While a total of 61,312 houses were planned for the district in this period, the IAY beneficiaries constructed 45,778 houses and the remaining 15,534 were incomplete. A probe found no trace of 10,640 houses for which IAY beneficiaries had received funds! It also found as many as 4,894 houses were without roofs and, instead, asbestos sheets used to ‘complete’ them on records.The defaulting beneficiaries spent the housing money on making a livelihood instead of constructing houses, said sources in the probe team. Most of the erring beneficiaries were found to have bought cows and buffaloes with the money for selling milk from the cattle.
Belchhi block tops the list with 1,390 defaulting beneficiaries, followed by Paliganj (1,332), Bakhtiyarpur (1,182) and Dulhinbazar (1,076). A senior official pegged the figure of the scam at more than Rs 5 crore.
In 2012-13, IAY beneficiaries got Rs 45,000 each. Between 2013 and 2016, each of them was provided Rs 70,000 as per the revised rate. “The beneficiaries duly withdrew the amounts sanctioned to them, but never built any house,” an official said. Several BDOs are now a suspect for either turning a blind eye to these anomalies or for having a hand in the irregularities. Similarly, rural housing assistants, housing supervisors and engineers are also being probed, sources said.
The housing funds are paid in two installments.

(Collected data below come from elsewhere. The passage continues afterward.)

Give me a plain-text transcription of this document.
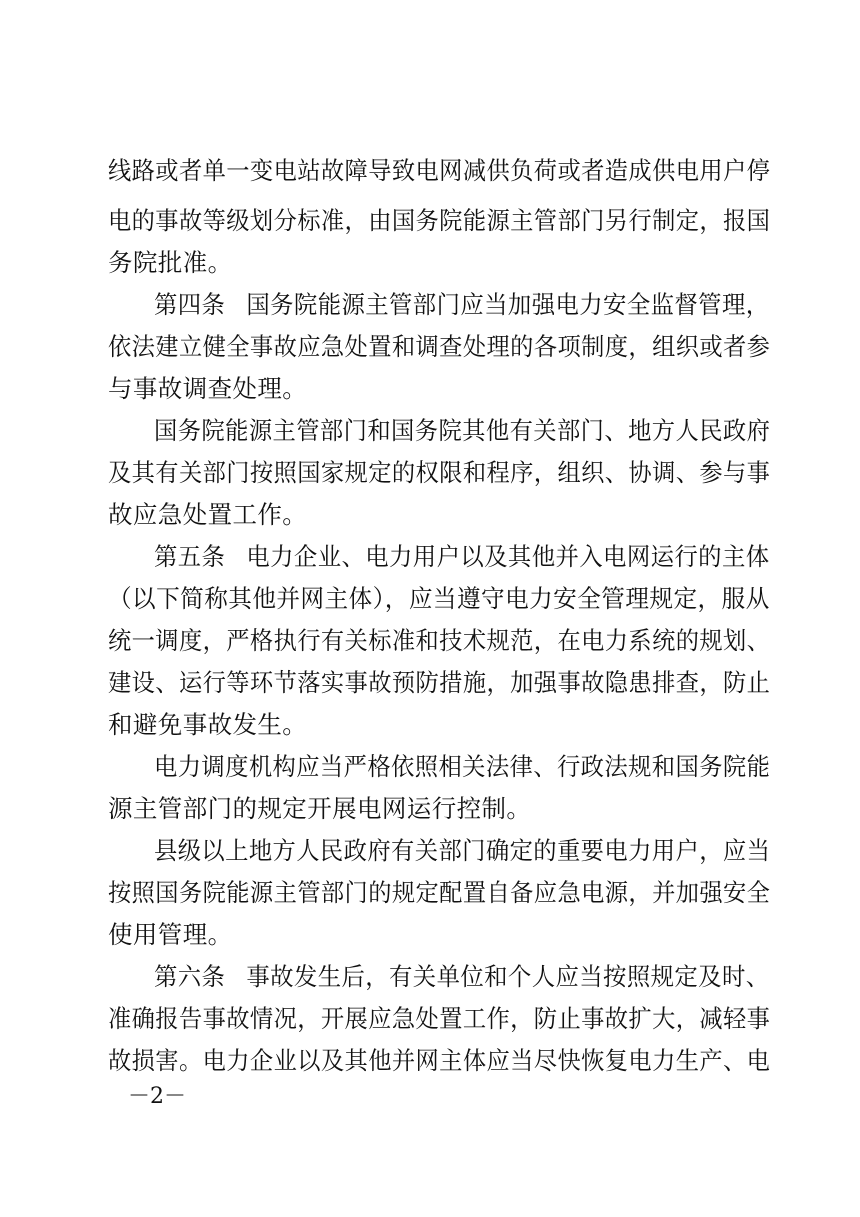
线路或者单一变电站故障导致电网减供负荷或者造成供电用户停
电的事故等级划分标准，由国务院能源主管部门另行制定，报国
务院批准。
第四条 国务院能源主管部门应当加强电力安全监督管理，
依法建立健全事故应急处置和调查处理的各项制度，组织或者参
与事故调查处理。
国务院能源主管部门和国务院其他有关部门、地方人民政府
及其有关部门按照国家规定的权限和程序，组织、协调、参与事
故应急处置工作。
第五条 电力企业、电力用户以及其他并入电网运行的主体
（以下简称其他并网主体），应当遵守电力安全管理规定，服从
统一调度，严格执行有关标准和技术规范，在电力系统的规划、
建设、运行等环节落实事故预防措施，加强事故隐患排查，防止
和避免事故发生。
电力调度机构应当严格依照相关法律、行政法规和国务院能
源主管部门的规定开展电网运行控制。
县级以上地方人民政府有关部门确定的重要电力用户，应当
按照国务院能源主管部门的规定配置自备应急电源，并加强安全
使用管理。
第六条 事故发生后，有关单位和个人应当按照规定及时、
准确报告事故情况，开展应急处置工作，防止事故扩大，减轻事
故损害。电力企业以及其他并网主体应当尽快恢复电力生产、电
－2－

As per the rules, the second installment is paid only after the beneficiaries complete construction up to the plinth level and satisfy the block-level officials with photographic evidence. Such rules indicate the involvement of officials in the scam. “The fact that 10,640 non-existing houses were shown in official records as built and completed hints at a systematic effort by the officials to perpetrate a scam,” a senior official said.The Deputy Development Commissioner has now asked the BDOs to send recovery notices to the defaulting beneficiaries. “The misuse of housing funds by more than 10,000 beneficiaries and the role of officials are under a probe. Notices are being sent to the defaulting beneficiaries to recover the sum paid to them. Action will be taken against erring officials,” he said.
How the roof blew off the scam
The scam unfolded after Deputy Development Commissioner Aditya Prakash sought status reports on the progress of construction works from 23 block development officers. Prakash had got a whiff of large-scale irregularities in the implementation of the scheme between 2012 and 2016.